Saturday, April 18, 2009

circle of fifths

Lately my orchestra rehearsals have been full of music I first learned when I was fourteen or fifteen, which is kind of crazy. It feels kind of circular. I spent all afternoon yesterday playing Brahms' Academic Festival Overture (a very fun piece based on German drinking songs, I believe, and which I first played at All-State when I was a freshman in high school) and then moved on to a Civic rehearsal where we played Dvorak's 8th symphony, which I'm pretty sure I played the last movement of in 8th grade. Seriously.
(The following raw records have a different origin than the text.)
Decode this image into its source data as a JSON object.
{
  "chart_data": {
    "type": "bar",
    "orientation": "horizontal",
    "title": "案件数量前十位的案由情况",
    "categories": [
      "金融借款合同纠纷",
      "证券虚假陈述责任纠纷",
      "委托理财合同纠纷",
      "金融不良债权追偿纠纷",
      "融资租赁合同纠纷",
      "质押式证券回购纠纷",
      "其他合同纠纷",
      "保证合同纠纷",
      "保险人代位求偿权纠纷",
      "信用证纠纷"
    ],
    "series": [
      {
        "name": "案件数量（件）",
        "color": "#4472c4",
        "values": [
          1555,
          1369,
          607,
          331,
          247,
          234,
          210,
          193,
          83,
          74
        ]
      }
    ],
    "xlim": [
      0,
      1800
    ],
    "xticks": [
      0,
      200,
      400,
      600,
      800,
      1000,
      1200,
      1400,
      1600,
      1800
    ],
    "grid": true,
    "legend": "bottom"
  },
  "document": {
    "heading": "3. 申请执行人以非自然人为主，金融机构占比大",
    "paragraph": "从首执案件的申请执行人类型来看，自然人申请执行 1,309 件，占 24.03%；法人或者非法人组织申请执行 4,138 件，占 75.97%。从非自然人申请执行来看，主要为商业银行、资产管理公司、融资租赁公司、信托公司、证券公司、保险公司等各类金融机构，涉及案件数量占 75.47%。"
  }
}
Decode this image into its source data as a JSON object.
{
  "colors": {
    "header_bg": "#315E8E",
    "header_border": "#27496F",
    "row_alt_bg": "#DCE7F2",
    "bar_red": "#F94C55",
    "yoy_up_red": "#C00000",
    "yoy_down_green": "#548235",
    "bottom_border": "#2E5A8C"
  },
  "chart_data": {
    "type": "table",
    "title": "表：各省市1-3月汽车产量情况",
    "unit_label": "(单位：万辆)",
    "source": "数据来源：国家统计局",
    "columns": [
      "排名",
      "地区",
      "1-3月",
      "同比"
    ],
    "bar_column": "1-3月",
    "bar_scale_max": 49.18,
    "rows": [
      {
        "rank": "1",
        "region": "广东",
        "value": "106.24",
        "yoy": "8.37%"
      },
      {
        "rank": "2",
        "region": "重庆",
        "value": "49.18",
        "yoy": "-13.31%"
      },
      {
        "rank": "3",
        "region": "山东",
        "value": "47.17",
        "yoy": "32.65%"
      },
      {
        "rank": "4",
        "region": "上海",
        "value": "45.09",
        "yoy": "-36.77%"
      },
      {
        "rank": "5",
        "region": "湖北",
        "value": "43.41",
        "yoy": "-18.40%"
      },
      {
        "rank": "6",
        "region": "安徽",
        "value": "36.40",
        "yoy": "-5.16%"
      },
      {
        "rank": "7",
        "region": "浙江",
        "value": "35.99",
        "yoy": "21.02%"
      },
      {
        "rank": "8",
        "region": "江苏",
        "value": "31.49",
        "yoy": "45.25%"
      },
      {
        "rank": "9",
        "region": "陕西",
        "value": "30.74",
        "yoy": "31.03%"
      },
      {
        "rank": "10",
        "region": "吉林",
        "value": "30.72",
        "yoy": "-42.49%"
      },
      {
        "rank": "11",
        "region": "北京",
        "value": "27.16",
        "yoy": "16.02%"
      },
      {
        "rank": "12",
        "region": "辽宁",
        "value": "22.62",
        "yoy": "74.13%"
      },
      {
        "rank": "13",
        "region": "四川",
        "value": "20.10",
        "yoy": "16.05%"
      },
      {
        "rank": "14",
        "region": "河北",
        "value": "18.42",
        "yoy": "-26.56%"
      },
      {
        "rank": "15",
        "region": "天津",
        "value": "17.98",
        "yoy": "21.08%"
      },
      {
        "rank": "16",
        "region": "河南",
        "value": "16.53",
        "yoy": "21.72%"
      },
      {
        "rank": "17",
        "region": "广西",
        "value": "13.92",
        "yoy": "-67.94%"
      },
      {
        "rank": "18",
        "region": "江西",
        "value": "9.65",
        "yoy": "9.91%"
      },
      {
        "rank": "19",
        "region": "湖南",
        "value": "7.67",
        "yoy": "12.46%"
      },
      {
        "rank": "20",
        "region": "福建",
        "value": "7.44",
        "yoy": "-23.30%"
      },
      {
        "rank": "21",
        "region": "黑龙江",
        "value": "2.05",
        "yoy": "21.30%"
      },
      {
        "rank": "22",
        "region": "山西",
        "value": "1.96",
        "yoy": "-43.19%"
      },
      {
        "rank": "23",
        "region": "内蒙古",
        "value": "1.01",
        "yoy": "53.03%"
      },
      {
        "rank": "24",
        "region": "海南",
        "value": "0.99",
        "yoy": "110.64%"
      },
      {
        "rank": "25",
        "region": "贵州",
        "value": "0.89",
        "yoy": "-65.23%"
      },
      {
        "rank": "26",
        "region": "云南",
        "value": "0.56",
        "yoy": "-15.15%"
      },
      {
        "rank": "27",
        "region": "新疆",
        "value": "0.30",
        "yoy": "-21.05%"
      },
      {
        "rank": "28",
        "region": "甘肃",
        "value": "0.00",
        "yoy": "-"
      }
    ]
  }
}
I'm also playing Tchaikovsky's 4th symphony right now (sophomore All-State and at Interlochen when I was 18, and maybe at least once more that I can't currently remember) and Strauss' Don Juan (which I abhor because I've been playing it for auditions since I was 19 or so, and which we played in Civic last year). The only new piece I'm playing is Stravinsky's violin concerto. What the hell? There are so many pieces I haven't played, and I seem to be stuck on repeat.
It's not all bad, because every piece is weighted with the memories of when I played it before. It's so much fun to play, say, the last movement of the Tchaikovsky because I totally kicked that piece's ass when I was 16 and the memory of being joyously in control of it is still powerful. Being completely down with a piece, knowing how it sounds and where I play and how to make it good, feels great. It's one of my favorite parts of being an orchestral musician. It's also amazing how much I remember. I know I've played the Brahms overture since I was 15, but I'm still surprised at how well I just... know it. I know exactly what should be happening pretty much all the time, how things fit, what I should be playing. It's kind of weird, like somewhere in my head there are zillions of orchestral pieces just hidden away in their entirety, waiting to cycle around and back into my life.